Fancy a holiday on the Korean peninsula? Elisa Shua Dusapin takes you to the heart of Sokcho, a forgotten resort town, in her tense, beguiling debut.
Resort towns can’t escape melancholy. The lifeblood of these places is transient, and in the winter, most are all but empty. But what if this life is all you’ve ever known? This is the multidimensional image presented by Elisa Shua Dusapin in her debut novel, Winter in Sokcho (Scribe).
Already an award winner, the novel has received its first translation from French, courtesy of Aneesa Abbas-Higgins. And when you experience the powerful and sophisticated voice of Dusapin through her compassionately rendered characters, it’s easy to see why this debut has caused a sensation.
Sokcho is situated on the Pacific Coast in South Korea, not far from its hostile neighbours to the north. Resplendent in the summer, the city takes on the windswept character of a frontier town in the depths of winter.
The unnamed protagonist has bounced between Seoul and Sokcho in the years leading up to this particular winter. Largely at a loose end, her life revolves around her work at a local, rundown hotel, visiting her single mother, and a dissatisfying love life with her boyfriend. The product of a fling between her mother and a Western father she’s never known, she struggles to belong.
When a mysterious foreign guest — a Frenchman named Yan Kerrand — arrives at the hotel, our hero begins to see her malaise-inducing surroundings in a different light. The two bond over his life in Normandy (and her imagining of it) and the stories of Maupassant.

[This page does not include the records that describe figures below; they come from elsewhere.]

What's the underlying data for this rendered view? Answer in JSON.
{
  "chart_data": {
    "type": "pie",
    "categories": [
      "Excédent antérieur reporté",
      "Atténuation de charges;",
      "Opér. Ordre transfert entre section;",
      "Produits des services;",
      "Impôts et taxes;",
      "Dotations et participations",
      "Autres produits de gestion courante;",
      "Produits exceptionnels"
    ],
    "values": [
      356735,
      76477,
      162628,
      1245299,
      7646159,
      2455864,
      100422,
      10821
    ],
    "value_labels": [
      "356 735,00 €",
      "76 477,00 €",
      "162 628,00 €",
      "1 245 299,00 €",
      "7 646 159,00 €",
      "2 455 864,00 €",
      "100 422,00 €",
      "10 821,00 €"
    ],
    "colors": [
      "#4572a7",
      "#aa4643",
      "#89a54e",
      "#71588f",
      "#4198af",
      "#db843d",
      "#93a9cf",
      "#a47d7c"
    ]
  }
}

The chemistry between the two is apparent, but their interactions are marked by reluctance, misreadings, and subtle, yet powerful judgements. On one hand, the protagonist dismisses Kerrand: “He’d never understand what Sokcho was like. You had to be born here, live through the winters. The smells, the octopus. The isolation.” And despite her invitations to sample her cooking, which largely revolves around the local traditional cuisine, Kerrand rebuffs the protagonist time after time. They’re hell-bent on keeping each other at arm’s length.

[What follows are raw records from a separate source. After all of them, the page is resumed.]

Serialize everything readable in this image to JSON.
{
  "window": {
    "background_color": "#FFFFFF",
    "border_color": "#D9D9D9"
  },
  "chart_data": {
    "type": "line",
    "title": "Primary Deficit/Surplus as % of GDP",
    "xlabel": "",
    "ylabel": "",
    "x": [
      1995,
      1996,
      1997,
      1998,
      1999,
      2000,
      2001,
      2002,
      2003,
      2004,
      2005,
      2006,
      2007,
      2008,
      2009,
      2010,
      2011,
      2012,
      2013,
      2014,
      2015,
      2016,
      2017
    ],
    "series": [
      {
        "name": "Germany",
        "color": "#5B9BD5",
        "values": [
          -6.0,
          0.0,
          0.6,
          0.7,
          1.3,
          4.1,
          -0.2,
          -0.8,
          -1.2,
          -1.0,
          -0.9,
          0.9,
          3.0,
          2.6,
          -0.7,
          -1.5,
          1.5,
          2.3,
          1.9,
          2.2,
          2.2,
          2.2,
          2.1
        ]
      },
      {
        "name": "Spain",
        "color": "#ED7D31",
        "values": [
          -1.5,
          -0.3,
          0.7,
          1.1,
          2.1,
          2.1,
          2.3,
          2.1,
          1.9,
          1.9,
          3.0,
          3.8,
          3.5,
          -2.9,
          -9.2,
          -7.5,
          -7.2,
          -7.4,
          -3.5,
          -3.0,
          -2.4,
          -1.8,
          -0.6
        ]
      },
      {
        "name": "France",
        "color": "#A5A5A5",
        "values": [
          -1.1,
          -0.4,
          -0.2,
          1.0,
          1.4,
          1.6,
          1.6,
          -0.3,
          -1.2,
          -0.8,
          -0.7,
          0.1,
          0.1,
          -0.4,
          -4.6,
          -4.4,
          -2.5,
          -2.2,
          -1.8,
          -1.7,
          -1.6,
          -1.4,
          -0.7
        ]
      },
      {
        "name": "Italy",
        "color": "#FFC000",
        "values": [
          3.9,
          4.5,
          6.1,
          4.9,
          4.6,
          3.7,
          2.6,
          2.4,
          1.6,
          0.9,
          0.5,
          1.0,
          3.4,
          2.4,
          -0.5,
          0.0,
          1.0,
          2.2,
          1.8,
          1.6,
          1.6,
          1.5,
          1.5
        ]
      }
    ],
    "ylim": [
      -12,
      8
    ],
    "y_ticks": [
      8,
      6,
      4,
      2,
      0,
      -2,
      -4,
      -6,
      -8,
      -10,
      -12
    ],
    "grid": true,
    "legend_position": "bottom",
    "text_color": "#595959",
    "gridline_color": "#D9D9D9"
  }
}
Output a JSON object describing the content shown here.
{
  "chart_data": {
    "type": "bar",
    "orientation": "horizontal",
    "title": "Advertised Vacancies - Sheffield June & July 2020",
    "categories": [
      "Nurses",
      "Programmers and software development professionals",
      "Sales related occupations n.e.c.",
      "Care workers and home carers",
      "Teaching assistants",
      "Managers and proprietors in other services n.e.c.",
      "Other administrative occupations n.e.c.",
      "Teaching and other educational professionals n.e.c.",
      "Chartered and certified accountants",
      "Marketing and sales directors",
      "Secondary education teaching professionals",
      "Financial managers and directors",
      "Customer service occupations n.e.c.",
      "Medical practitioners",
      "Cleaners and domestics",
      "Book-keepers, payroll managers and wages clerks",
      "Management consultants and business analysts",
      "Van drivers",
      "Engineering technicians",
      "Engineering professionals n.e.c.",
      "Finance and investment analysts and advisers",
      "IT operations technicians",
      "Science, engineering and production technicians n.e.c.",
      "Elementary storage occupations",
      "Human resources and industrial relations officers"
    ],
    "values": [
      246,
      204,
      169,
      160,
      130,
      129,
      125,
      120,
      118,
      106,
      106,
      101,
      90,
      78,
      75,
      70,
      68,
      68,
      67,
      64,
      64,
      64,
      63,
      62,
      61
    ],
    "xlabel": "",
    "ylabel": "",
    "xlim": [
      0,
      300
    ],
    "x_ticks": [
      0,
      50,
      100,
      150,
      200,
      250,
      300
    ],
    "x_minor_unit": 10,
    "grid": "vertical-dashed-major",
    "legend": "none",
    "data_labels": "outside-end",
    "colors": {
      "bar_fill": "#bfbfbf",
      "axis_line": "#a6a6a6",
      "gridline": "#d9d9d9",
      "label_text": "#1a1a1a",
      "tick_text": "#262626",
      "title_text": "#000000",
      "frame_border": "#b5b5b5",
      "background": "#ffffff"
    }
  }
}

But still, the two forge an unlikely partnership. Kerrand, a cartoonist, is on the hunt for inspiration. Naturally, the aimless protagonist is a suitable tour guide, despite not knowing much of the local surroundings beyond the town. The two come to an observation point near the North Korean border, only for Kerrand to discover that his guide had never been there. “You’ve never been here before? Out of a feeling of solidarity, I mean?” he asks her. Her reply: “Shedding a few tears behind a pair of binoculars? You call that solidarity?”

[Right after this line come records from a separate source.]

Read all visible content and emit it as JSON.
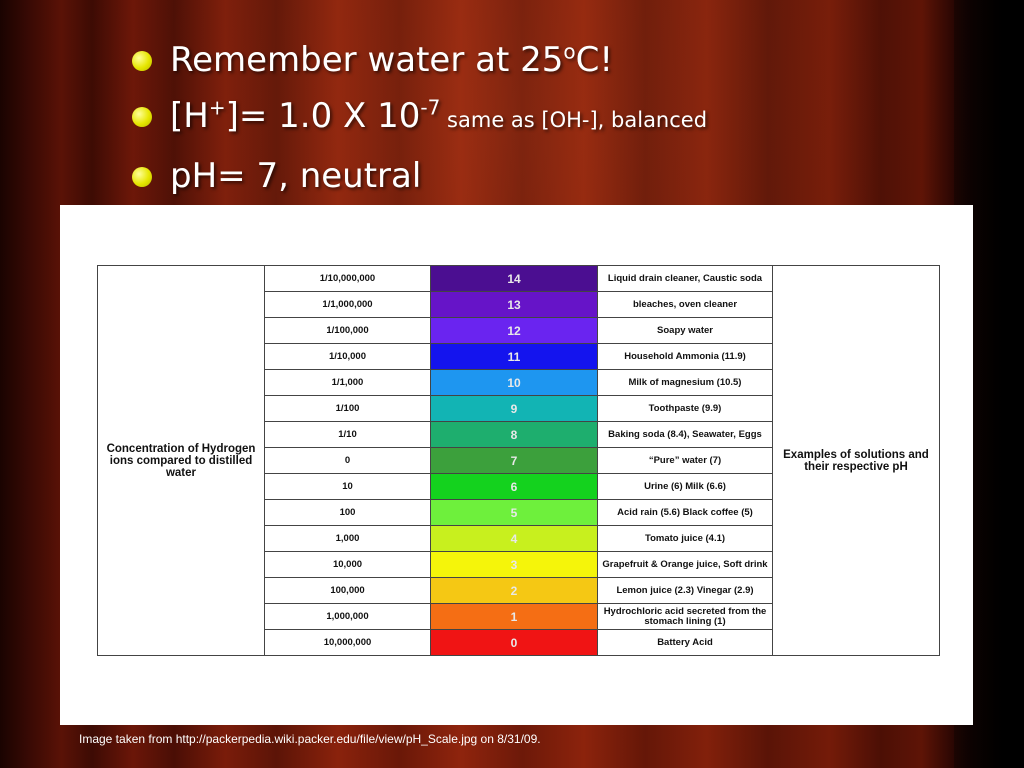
{
  "slide": {
    "bullets": [
      {
        "main": "Remember water at 25",
        "sup": "o",
        "tail": "C!"
      },
      {
        "main": "[H",
        "sup": "+",
        "mid": "]= 1.0 X 10",
        "sup2": "-7",
        "small": " same as [OH-], balanced"
      },
      {
        "main": "pH= 7, neutral"
      }
    ],
    "caption": "Image taken from http://packerpedia.wiki.packer.edu/file/view/pH_Scale.jpg on 8/31/09."
  },
  "table": {
    "left_label": "Concentration of Hydrogen ions compared to distilled water",
    "right_label": "Examples of solutions and their respective pH",
    "rows": [
      {
        "conc": "1/10,000,000",
        "ph": "14",
        "color": "#4b0e91",
        "example": "Liquid drain cleaner, Caustic soda"
      },
      {
        "conc": "1/1,000,000",
        "ph": "13",
        "color": "#6614c8",
        "example": "bleaches, oven cleaner"
      },
      {
        "conc": "1/100,000",
        "ph": "12",
        "color": "#6a24f0",
        "example": "Soapy water"
      },
      {
        "conc": "1/10,000",
        "ph": "11",
        "color": "#1414ee",
        "example": "Household Ammonia (11.9)"
      },
      {
        "conc": "1/1,000",
        "ph": "10",
        "color": "#1e96f0",
        "example": "Milk of magnesium (10.5)"
      },
      {
        "conc": "1/100",
        "ph": "9",
        "color": "#12b4b4",
        "example": "Toothpaste (9.9)"
      },
      {
        "conc": "1/10",
        "ph": "8",
        "color": "#1eae6e",
        "example": "Baking soda (8.4), Seawater, Eggs"
      },
      {
        "conc": "0",
        "ph": "7",
        "color": "#3ca03c",
        "example": "“Pure” water (7)"
      },
      {
        "conc": "10",
        "ph": "6",
        "color": "#14d21e",
        "example": "Urine (6) Milk (6.6)"
      },
      {
        "conc": "100",
        "ph": "5",
        "color": "#6ef03c",
        "example": "Acid rain (5.6) Black coffee (5)"
      },
      {
        "conc": "1,000",
        "ph": "4",
        "color": "#c8f01e",
        "example": "Tomato juice (4.1)"
      },
      {
        "conc": "10,000",
        "ph": "3",
        "color": "#f5f50a",
        "example": "Grapefruit & Orange juice, Soft drink"
      },
      {
        "conc": "100,000",
        "ph": "2",
        "color": "#f5c814",
        "example": "Lemon juice (2.3) Vinegar (2.9)"
      },
      {
        "conc": "1,000,000",
        "ph": "1",
        "color": "#f56e14",
        "example": "Hydrochloric acid secreted from the stomach lining (1)"
      },
      {
        "conc": "10,000,000",
        "ph": "0",
        "color": "#f01414",
        "example": "Battery Acid"
      }
    ]
  }
}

The ongoing existential threat of their perpetual rival to the north, the underlying feelings of guilt the main character feels about her mother, the ennui of her failed relationship, the longing to escape, and feminine standards of beauty are all traversed in this novel. All of which works seamlessly in tandem with the tension the simmers between the two leads. Not to mention the moments of intoxicating imagery, as the protagonist describes the desolation of the Sokcho winter:
“Outside, against the onslaught of ice, the waves struggled to resist, moving ever more slowly and heavily, cracking as they collapsed in defeat on the shoreline.”
This deceptively slight volume carries these themes with grace. Dusapin’s style elevates a banal, claustrophobic experience and imbues it with hope and a sense of self-discovery. Winter in Sokcho washes over you like a dream.
Winter in Sokcho is out now via Scribe.